本にも書いたのですが、面白いとは、発見がある、ということ。先ほどの校長先生の話も、校長になるぐらいの人なら人間的に面白いところは絶対にあるはずです。でも、その人自身でなく、校長として話すと、人格のない言葉になりがちです。仕事の文章も、少し自分に引き寄せて書けば、変わってくるはずです。
主語を小さくする
山本:主語が「私は」じゃなく「我が社は」になると、読み難いんですよね。そこをなんとか「社員である私は」ぐらいまで引きずり下ろした文章に書き直すことが、SNSでは必要だと思ってやってきました。広報部門が発信する文章だって、「開発チームは」ぐらいまで、主語を小さくできると思います。
主語をパーソナルな方向に見直すことは、橋口さんの言う「具体的に書く」に通じるはず。主語をパーソナルにしすぎると会社から怒られることもあるでしょう。でも読まれたいなら、踏み込む勇気は必要です。
僕が、いわゆるテンプレツイートをやめて、人格のある投稿に変えたのは、数千人のリストラが報道された時(図3)。不安が漂う会社の中の雰囲気を言ってみようと「今日は眠れるかな」とツイートしました。それが大いにリツイートされ、内側のものを外側に提示することがコミュニケーションのきっかけになると気づきました。
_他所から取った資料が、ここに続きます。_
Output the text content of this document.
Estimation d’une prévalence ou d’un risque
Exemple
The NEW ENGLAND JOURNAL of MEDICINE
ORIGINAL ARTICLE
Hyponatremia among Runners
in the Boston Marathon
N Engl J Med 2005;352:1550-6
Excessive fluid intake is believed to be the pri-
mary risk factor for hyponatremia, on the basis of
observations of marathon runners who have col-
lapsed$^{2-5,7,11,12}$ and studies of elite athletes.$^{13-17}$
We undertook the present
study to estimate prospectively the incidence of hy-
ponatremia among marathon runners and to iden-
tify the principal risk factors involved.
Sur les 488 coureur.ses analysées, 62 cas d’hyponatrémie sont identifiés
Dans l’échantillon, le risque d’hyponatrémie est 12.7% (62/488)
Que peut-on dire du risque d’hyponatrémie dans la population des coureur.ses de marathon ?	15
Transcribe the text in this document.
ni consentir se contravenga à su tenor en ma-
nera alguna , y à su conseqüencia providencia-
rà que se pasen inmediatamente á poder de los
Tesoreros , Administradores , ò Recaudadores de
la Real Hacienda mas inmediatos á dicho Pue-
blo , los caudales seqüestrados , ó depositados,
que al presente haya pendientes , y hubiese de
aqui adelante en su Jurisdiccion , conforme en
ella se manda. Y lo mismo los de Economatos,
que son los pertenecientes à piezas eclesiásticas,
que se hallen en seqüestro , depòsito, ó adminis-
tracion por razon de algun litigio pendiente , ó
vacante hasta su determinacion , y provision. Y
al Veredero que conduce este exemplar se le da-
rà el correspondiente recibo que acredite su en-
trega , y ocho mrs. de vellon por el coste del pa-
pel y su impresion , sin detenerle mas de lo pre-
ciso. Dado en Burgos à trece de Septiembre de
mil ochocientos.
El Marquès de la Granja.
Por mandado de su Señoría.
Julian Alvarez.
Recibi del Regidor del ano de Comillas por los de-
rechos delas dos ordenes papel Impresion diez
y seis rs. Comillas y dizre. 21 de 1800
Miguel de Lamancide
橋口:僕も企業スローガンやステートメントを書く時、時間をかけて企業のいろんな部署の人と話して、企業の人格みたいなものを意識します。あるメーカーで取材したときは、優しくて紳士的な人が多かったので、従来のクールなステートメントを、丸い雰囲気に変えました。「卓越した先進性のあるグローバル企業」みたいな自己紹介より、普通に使える言葉にしませんか、と相談しながらつくったところ評判が良かったです。
山本:企業が自然な自己紹介をするには、外側からの視点が要ります。僕は「シャープ社員を半分辞めた立ち位置でツイートしている」とよく言うのですが、会社からはみ出た分だけ、外側から会社を冷静に見られるし、同時にメッセージを届けたい人との距離も詰められます。
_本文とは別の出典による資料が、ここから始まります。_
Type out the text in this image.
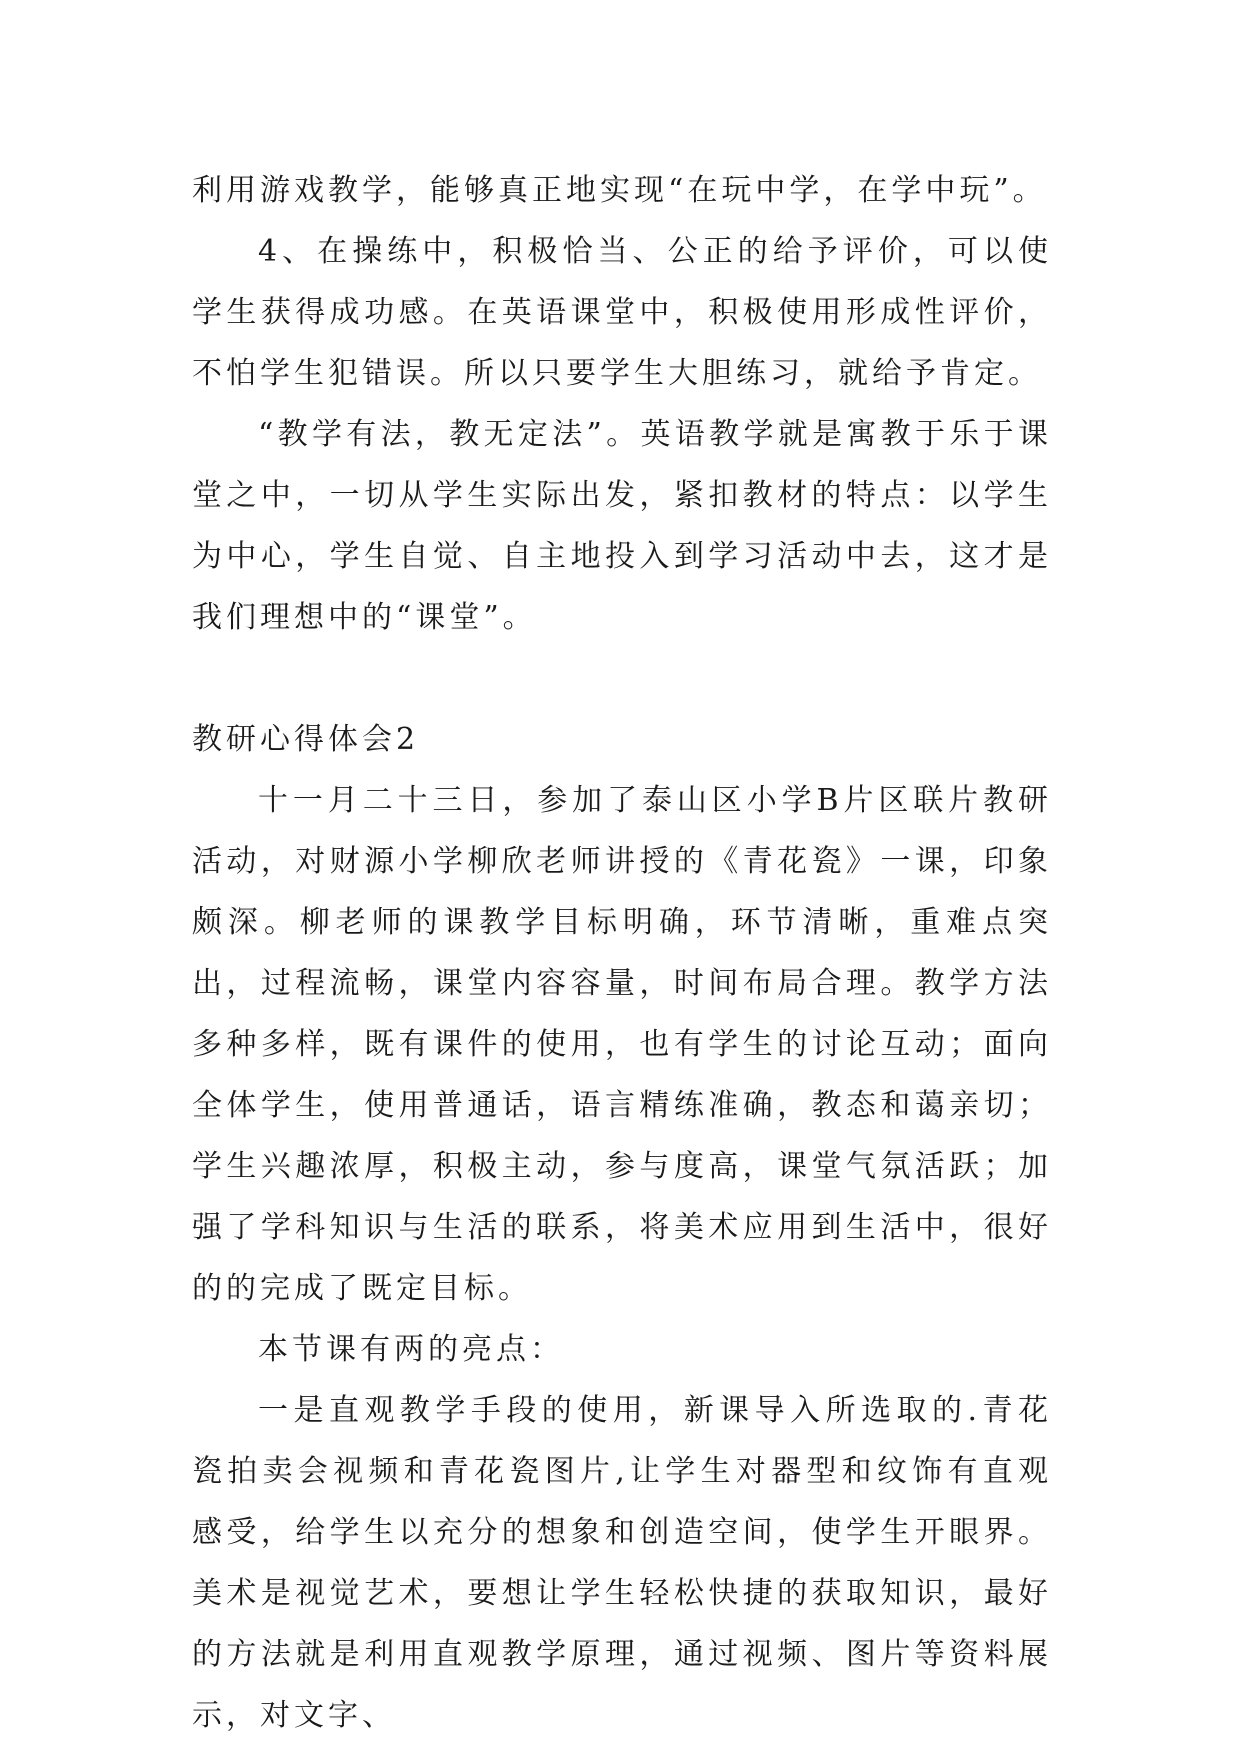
利用游戏教学，能够真正地实现“在玩中学，在学中玩”。

4、在操练中，积极恰当、公正的给予评价，可以使学生获得成功感。在英语课堂中，积极使用形成性评价，不怕学生犯错误。所以只要学生大胆练习，就给予肯定。

“教学有法，教无定法”。英语教学就是寓教于乐于课堂之中，一切从学生实际出发，紧扣教材的特点：以学生为中心，学生自觉、自主地投入到学习活动中去，这才是我们理想中的“课堂”。

教研心得体会2

十一月二十三日，参加了泰山区小学B片区联片教研活动，对财源小学柳欣老师讲授的《青花瓷》一课，印象颇深。柳老师的课教学目标明确，环节清晰，重难点突出，过程流畅，课堂内容容量，时间布局合理。教学方法多种多样，既有课件的使用，也有学生的讨论互动；面向全体学生，使用普通话，语言精练准确，教态和蔼亲切；学生兴趣浓厚，积极主动，参与度高，课堂气氛活跃；加强了学科知识与生活的联系，将美术应用到生活中，很好的的完成了既定目标。

本节课有两的亮点：

一是直观教学手段的使用，新课导入所选取的.青花瓷拍卖会视频和青花瓷图片,让学生对器型和纹饰有直观感受，给学生以充分的想象和创造空间，使学生开眼界。美术是视觉艺术，要想让学生轻松快捷的获取知识，最好的方法就是利用直观教学原理，通过视频、图片等资料展示，对文字、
橋口:山本さんは「八百屋さんの軒先で、店の前を通る人としゃべる」感覚でツイートしているそうですね。この話を聞いたとき、「シャープさん」としてアカウントで実践されていることが、すごく腑に落ちました。
山本:シャープという母屋は巨大ですが、僕が運営しているアカウントは、商店街の店ぐらいの気分でやっています。馴染みのお客さんをつくって、通りがかりの人と世間話をしながら、何かを買っていってもらう感覚です。これをデジタルマーケティングの話に置き換えてしまうと、店の前を通りがかる人をなぜコンバージョンさせないのか、となる。
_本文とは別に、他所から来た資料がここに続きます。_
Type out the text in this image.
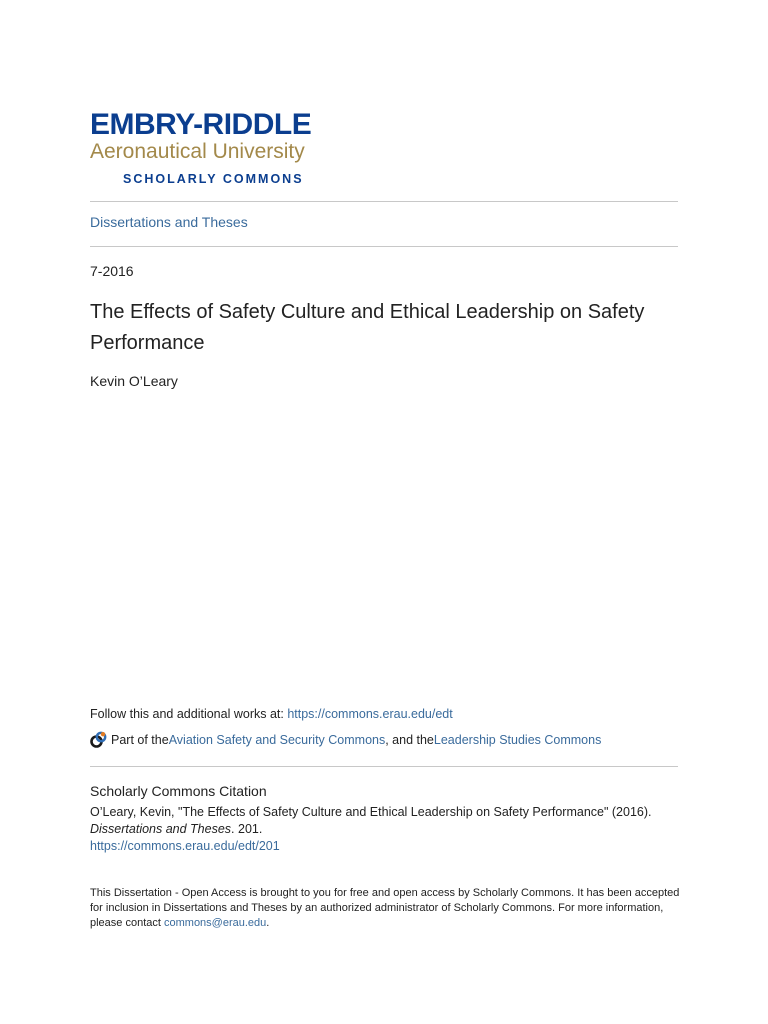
EMBRY-RIDDLE
Aeronautical University
SCHOLARLY COMMONS
Dissertations and Theses
7-2016
The Effects of Safety Culture and Ethical Leadership on Safety Performance
Kevin O’Leary
Follow this and additional works at: https://commons.erau.edu/edt
Part of the Aviation Safety and Security Commons , and the Leadership Studies Commons
Scholarly Commons Citation
O’Leary, Kevin, "The Effects of Safety Culture and Ethical Leadership on Safety Performance" (2016).
Dissertations and Theses. 201.
https://commons.erau.edu/edt/201
This Dissertation - Open Access is brought to you for free and open access by Scholarly Commons. It has been accepted for inclusion in Dissertations and Theses by an authorized administrator of Scholarly Commons. For more information, please contact commons@erau.edu.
だけど僕からしたら、通りがかった人を呼び止めて、いきなりキャベツを売りつけるのは、狂った行為にしか思えない。八百屋さんなら「今日は暑いですね」と世間話しながら、キャベツが欲しければキャベツをお出しするし、ニンジンが欲しければ、今日のニンジンいいですよ、とおすすめするわけで。そういう等身大の振る舞いをずっとTwitter上で続けているだけです。